8. CLAIMS AND RETURNS
Any claims for errors, shortages, defective goods or allowances must be made within ten (10) days after receipt of any goods and the checking sheet must be returned with the claim. Failure of Buyer to give written notice to Seller of any claim for errors, defective goods, shortages, or other cause, within ten (10) days after Buyer receives those goods shall be an unqualified acceptance of those goods and a waiver by Buyer of all claims with the respect thereto. No return for the goods will be permitted unless specific authority and shipping instructions for returning the goods have been obtained from Seller in writing. Special orders and welded bandsaw blades cannot be returned for credit. Buyer must make claims for damage in transit to the carrier at once. A fifteen percent (15%) restocking charge will be applied to all returned merchandise.

9. INDEMNIFICATION
Buyer will indemnify, protect, and hold Seller harmless against any and all claims of infringement of patents, designs, copyrights, or trade names with respect to goods designed, manufactured, or modified, wholly or partially to Buyer’s designs or specifications.

10. CANCELLATION
Orders accepted by Seller are not subject to cancellation by Buyer except with Seller’s written consent. No change or waiver of any condition shall be effective unless in writing, signed by one of Seller’s officers. Seller may cancel any contract or portion thereof if Buyer is in default of payment of any obligation pursuant to the contract or any other contract between the parties, or if in the sole judgment of Seller, Buyer’s financial condition and responsibility have become materially impaired.
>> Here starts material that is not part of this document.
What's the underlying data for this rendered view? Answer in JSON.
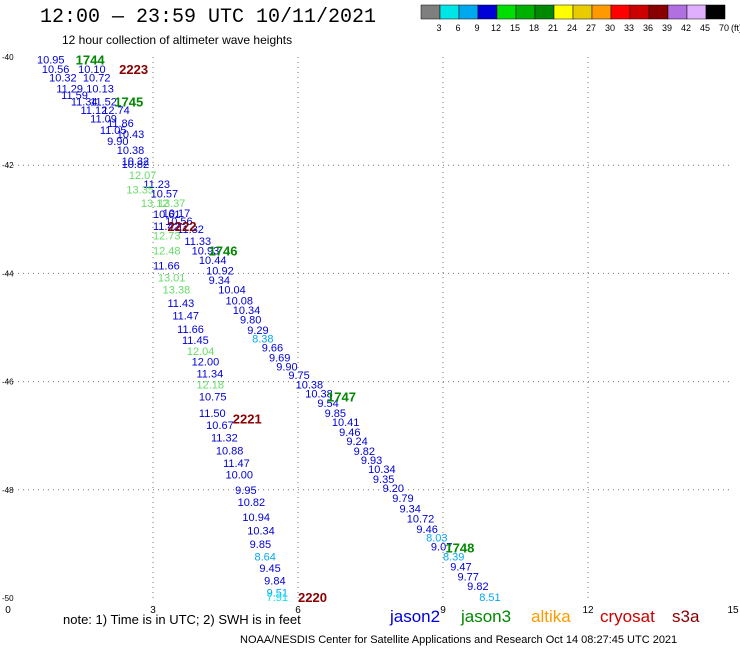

In addition, Seller shall have the right to recover damages for nonperformance, and any unpaid installments due on account of this or any contract between the parties shall become immediately due and payable.

11. GOVERNING LAW
This Contract has been executed in the State of Illinois, and the laws of the State of Illinois, including but not limited to the provisions of the Uniform Commercial Code as adopted in the State of Illinois, shall govern the rights and duties of Buyer and Seller. Buyer hereby consents to jurisdiction of any available court in Illinois for adjudication of any dispute arising from this Contract.

12. GOVERNING TERMS
The terms and conditions herein contained, together with the attached invoice constitute the entire Contract between Buyer and Seller and no change or waiver of any such terms shall be effective unless expressed in writing and signed by an authorized officer of the Seller.

13. NON-WAIVER BY SELLER
Waiver by Seller of a breach of any of the terms and conditions of this Contract shall not be construed as a waiver of any other breach or any prior or subsequent breach.

CUSTOMER LABELING AND RE-PACKING OF PRODUCTS
Purchaser shall properly pack, mark, and ship Products as instructed by Supplier, with all safety handling information, in accordance with applicable Law and industry standards.

PROPER SAFETY AND HANDLING INFORMATION
WARNING:
Bandsaw blades may break or come apart during use.
Cutting should only be done when saw enclosures and safeguards are in place and properly adjusted. Always wear eye protection when using this product.
Purchaser shall indemnify and hold the Supplier harmless from all claims against and liability incurred by the Supplier arising out of or related to the labeling of the Products.